I do not know whether it is an attitude that is part of the “politically correct” galaxy, but I know that more and more it tends to medicalize troubles and events. Everyone must have a medical explanation, and it is a convenient shortcut to the solution: therapeutic.
Depression is particularly affecting women, but there is a male exception: among the depressed, there are 30 percent of young people, predominantly males. It’s not new. The alarm has been launched at least four or five times in the last few years (curiously, always in the summer: depress us under the umbrella), and the diagnosis is always the same: young people from 25 to 34 are depressed because they do not find work, or have a precarious job and underpaid.
It seems to me to be a justified depression, and wanting to be medicated by inserting it into the voices that draw the state of health of the country, it seems to me an unacceptable hypocrisy. Are unemployed people treated with tranquilizers, anxiolytics, and mood-modulators? Certainly, drugs can benefit from anxiety and insomnia that accompany depression, but they do not solve the problem of a generation that does not find its place in life.

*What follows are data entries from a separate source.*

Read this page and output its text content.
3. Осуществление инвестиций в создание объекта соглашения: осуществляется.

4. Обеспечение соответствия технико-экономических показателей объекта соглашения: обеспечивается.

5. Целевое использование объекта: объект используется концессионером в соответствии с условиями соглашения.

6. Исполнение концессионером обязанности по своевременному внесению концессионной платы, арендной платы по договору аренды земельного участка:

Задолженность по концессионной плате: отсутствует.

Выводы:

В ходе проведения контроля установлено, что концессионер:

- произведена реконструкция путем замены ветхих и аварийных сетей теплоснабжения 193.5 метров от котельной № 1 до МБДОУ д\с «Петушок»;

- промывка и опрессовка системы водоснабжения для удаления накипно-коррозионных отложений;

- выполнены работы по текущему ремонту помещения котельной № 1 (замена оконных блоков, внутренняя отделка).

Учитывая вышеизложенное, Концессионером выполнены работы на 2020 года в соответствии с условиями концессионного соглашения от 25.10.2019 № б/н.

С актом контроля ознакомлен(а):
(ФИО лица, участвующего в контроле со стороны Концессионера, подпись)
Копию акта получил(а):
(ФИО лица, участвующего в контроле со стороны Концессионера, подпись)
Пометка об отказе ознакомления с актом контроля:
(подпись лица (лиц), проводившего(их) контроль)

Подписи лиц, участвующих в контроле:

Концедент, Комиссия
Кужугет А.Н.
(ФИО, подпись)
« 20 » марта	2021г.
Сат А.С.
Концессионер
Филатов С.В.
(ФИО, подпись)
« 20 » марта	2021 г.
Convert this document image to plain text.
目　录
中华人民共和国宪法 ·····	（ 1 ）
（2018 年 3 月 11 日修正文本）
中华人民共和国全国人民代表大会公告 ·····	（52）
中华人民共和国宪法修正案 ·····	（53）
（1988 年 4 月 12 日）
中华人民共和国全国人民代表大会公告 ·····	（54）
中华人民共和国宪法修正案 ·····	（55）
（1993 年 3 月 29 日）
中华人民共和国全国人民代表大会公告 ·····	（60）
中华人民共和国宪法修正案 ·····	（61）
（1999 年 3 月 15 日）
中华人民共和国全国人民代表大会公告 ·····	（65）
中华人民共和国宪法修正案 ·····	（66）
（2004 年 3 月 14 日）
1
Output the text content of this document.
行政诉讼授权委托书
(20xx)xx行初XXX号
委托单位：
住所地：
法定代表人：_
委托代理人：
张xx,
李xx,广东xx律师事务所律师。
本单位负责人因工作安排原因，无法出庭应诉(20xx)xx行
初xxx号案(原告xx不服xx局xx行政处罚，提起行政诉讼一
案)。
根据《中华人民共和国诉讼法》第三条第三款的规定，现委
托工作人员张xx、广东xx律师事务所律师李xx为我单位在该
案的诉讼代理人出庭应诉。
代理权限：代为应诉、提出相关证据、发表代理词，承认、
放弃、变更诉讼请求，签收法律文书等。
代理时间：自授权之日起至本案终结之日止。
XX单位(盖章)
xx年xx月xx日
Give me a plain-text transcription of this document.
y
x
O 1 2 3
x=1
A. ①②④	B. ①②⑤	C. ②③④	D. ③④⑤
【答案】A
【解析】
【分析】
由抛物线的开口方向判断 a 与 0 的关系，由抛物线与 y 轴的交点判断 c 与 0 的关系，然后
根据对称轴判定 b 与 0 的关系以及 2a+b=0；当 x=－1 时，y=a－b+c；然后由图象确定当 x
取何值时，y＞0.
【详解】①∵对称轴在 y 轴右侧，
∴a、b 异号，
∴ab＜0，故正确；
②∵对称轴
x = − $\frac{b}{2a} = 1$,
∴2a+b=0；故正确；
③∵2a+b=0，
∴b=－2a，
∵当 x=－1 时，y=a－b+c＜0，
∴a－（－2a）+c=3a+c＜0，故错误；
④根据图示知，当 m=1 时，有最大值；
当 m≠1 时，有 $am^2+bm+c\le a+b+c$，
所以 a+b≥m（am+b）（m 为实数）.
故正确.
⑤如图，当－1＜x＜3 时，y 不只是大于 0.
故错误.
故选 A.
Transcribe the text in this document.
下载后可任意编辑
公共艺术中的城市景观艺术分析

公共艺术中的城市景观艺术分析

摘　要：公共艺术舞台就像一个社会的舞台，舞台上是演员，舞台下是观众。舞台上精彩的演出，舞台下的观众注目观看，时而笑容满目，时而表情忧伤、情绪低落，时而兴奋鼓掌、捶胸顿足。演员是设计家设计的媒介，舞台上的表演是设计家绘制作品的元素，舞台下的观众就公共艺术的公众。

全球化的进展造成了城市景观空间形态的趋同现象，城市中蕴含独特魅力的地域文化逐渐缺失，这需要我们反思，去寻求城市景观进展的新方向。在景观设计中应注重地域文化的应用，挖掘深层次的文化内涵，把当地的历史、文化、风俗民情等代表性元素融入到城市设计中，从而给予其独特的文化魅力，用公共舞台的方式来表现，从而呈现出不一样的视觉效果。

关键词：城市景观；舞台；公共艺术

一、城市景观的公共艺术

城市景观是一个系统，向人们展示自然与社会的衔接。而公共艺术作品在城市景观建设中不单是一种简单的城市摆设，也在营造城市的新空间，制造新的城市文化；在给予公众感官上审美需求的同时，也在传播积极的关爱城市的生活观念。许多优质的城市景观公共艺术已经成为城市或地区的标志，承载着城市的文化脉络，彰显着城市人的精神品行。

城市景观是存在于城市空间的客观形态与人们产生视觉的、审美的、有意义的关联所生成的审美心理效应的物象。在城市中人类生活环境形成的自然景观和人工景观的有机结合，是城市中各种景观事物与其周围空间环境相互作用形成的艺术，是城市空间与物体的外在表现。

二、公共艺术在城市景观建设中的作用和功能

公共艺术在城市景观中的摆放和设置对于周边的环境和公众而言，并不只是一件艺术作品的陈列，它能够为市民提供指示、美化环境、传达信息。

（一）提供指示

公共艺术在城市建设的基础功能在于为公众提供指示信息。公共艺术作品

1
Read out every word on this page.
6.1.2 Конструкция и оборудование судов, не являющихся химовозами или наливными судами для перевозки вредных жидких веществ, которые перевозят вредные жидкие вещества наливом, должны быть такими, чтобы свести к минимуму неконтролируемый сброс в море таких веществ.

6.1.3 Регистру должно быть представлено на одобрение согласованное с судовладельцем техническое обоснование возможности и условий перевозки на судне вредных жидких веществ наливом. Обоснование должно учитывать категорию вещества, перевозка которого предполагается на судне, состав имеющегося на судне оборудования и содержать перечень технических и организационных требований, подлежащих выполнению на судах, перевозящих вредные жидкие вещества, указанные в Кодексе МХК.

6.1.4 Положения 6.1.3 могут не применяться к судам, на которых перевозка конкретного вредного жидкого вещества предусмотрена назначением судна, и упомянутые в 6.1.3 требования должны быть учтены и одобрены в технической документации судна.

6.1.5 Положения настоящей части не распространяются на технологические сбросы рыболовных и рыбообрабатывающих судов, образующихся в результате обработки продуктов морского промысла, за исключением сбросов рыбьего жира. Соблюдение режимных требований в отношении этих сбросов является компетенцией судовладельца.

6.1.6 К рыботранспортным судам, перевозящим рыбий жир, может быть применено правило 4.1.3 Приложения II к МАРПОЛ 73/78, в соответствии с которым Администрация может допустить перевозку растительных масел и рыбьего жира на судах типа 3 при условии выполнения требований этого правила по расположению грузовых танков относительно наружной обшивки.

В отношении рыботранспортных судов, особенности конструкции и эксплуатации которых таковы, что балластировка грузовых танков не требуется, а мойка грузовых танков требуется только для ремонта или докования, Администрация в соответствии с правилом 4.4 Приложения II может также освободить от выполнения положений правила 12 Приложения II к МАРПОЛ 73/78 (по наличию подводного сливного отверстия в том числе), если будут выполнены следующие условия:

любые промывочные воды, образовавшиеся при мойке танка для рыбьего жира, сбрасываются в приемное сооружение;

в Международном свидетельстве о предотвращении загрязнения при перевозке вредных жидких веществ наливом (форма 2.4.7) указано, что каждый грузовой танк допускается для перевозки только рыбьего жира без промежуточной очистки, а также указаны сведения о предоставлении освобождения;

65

Answers cannot be psychiatric and they must be politics. Those who rule must eventually take over the problem of youth unemployment, while one has to stop invoking how the economic crisis eludes. It is an emergency, and we must understand it to the bottom that it must become an absolute priority. If that is not the case, in less than twenty years there will be a whole population of “assisted”, as long as the booming welfare is still there, and the median band of income producers will be skipped, while the acme numeric of the elderly population.
I do not like to do Cassandra and I have never been a catastrophic party, but frankly, I would like to bring the sense of reality back to the youth talk. I am annoyed by the many useless words of sociological investigations; I no longer hold the round tables of experts who feel the ever-later conquest of the independence. It may be that for young people the difficulties come from being children of well-being, but they do not believe in the interpretation that wants them unable to sacrifice and work hard. When I read the many journalistic inquiries that tell how young people try to gain bread, I remain deeply bitter. In particular, it disturbed me months ago a reportage on how you work in one of the abandoned Amazon warehouses, where computer technology has reached the maximum of efficiency and efficiency: at inhumane pace, and immediately left home at the slightest objection. It is difficult to make sense of the future of young people in a world of work now robotized and computerized, where the human resource has more and more limited spaces. Perhaps you have to decide to work less but to work all.
Confidence in the potentiality of the degree has also gone down. So many graduates carry out unqualified jobs, and the only way out seems to have become emigration. If I do not remember badly, over 80,000 have gone abroad over the past year. Among them are physicians, engineers, computer scientists, and scientists. They found a good insertion; they are happy and will not return. It is absolutely necessary to reverse the trend, give young people space. In its small, the Foundation that brings my name chose to devote enthusiastically and energetically to financially support young researchers. It is a due act. Because young people are not depressed, they are abandoned.